Lesley Doig

Personal information
- Nationality: British (Scottish)
- Born: 13 August 1991 (age 34) Perth, Scotland

Sport
- Sport: Lawn & indoor bowls
- Club: Strathmiglo BC

Medal record
World Outdoor Championships
| Silver medal – second place | 2016 Christchurch | singles |
| Bronze medal – third place | 2016 Christchurch | pairs |
World Indoor Bowls Championships
| Gold medal – first place | 2018 Yarmouth | Mixed pairs |
| Bronze medal – third place | 2018 Gold Coast | Pairs |

= Lesley Doig =

Scottish bowls player

Lesley Jayne Doig (born 13 August 1991) is a Scottish international lawn and indoor bowler.

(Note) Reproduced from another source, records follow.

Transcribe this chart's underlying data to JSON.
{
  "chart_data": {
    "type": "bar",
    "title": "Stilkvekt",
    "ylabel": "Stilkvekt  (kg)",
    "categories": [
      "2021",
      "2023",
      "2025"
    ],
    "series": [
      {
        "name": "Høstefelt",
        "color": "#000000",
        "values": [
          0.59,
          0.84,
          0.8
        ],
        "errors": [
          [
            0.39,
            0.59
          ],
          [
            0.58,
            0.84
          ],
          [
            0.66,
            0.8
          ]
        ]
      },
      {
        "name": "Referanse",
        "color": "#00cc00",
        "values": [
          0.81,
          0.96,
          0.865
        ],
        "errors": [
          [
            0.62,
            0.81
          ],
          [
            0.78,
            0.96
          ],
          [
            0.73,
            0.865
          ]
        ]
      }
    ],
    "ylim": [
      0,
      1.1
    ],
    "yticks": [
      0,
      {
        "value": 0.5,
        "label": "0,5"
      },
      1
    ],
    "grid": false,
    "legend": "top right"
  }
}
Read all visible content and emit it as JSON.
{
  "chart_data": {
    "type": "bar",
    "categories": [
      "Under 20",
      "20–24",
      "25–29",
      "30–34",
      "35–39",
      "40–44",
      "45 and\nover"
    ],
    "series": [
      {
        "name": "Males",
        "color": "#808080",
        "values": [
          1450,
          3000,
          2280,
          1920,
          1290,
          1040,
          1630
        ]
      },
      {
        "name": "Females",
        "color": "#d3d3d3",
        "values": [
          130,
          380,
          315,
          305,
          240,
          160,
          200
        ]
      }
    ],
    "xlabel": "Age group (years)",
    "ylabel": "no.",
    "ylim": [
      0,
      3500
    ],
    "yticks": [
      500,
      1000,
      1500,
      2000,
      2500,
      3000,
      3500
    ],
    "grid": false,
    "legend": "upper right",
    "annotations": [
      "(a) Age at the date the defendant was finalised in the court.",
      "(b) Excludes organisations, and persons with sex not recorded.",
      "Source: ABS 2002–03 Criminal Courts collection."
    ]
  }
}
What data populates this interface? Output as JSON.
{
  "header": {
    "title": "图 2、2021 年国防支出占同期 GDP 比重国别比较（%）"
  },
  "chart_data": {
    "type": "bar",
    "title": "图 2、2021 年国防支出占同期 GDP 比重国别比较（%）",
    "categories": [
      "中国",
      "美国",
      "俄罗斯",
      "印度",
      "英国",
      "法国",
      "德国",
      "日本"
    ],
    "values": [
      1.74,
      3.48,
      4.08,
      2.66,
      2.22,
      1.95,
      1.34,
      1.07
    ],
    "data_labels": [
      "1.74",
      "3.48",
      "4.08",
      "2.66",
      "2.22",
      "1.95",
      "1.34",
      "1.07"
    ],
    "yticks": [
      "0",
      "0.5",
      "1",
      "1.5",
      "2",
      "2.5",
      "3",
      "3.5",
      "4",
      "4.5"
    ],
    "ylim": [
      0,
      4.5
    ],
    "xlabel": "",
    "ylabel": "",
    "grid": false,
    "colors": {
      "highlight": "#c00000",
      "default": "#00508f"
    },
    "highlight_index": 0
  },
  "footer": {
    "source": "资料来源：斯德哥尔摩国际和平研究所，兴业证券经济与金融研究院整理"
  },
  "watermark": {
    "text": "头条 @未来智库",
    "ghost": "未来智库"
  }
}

Doig won a bronze medal in the 2015 World Junior Championship before achieving a notable success by winning the silver medal in the singles at the 2016 World Outdoor Bowls Championship in Christchurch losing out to Karen Murphy in the final. She then won the bronze medal in the pairs with Lauren Baillie.

In 2018, Doig won the World Indoor Mixed Pairs title with Jamie Chestney.

She was selected as part of the Scottish team for the 2018 Commonwealth Games on the Gold Coast in Queensland where she won a bronze medal in the Pairs with Claire Johnston.